Ook blijkt dat de kwaliteit van de woning en de leefomgeving steeds belangrijker wordt. De Nota Ruimte speelt hierop in. Centraal in deze nota staan onder andere

(9)

het “op maat wonen”, meer aandacht voor de leefomgeving en voor groen. Dit zijn aspecten die gelieerd zijn aan het voorzieningenniveau van een woonwijk.

Het belang van omgevingsfactoren komt ook naar voren in het rapport van Bervaes (2004). Deze stelt dat de nabijheid van water en groen waardeverhogend zijn voor woningen. De ligging aan of nabij groen en/ of water kan vele procenten extra opleveren bij een transactie.
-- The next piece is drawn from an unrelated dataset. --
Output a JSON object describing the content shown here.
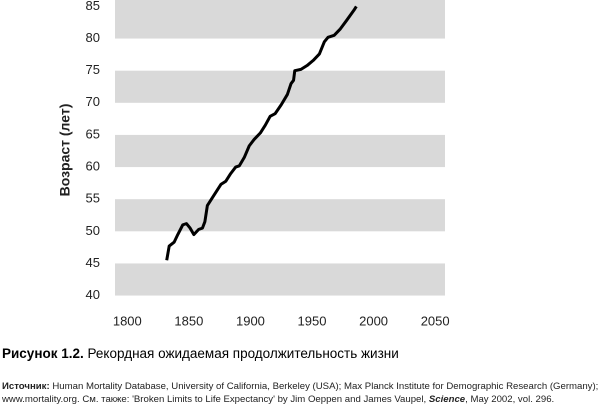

In dit onderzoek veronderstelt men niet alleen dat burgers meer willen betalen bij bepaalde omgevingsfactoren. Uit de onderzochte transactieprijzen blijkt ook dat de burgers meer betalen bij de aanwezigheid van dergelijke omgevingsfactoren (hedonische methode). Ook uit dit onderzoek blijkt - wederom - hoezeer de verscheidenheid aan voorzieningen een bijdrage kan leveren aan een woonwijk.

Klanttevredenheidsonderzoeken van het ministerie van VROM (1999) tonen aan dat de bewoners tevreden zijn over de kwaliteit van de woning en woonomgeving, daarentegen scoren sommige voorzieningen matig. In het tevredenheidsonderzoek uit 1999 wordt gesteld “hoe tevreden met de woonomgeving, hoe matig scoren de parkeer- en winkelvoorzieningen en voorzieningen voor kinderen”. Deze voorzieningen zijn erg belangrijk in nieuwe, jonge wijken. Veelal hebben deze wijken als doelgroep startende huishoudens. En juist de voorzieningen die daarop in moeten spelen ontbreken.

Het bovenstaande citaat over de tevredenheid komt uit het rapport van 1999, maar ook uit de rapporten die sindsdien verschenen zijn komt naar voren dat de voorzieningen nog steeds matig scoren.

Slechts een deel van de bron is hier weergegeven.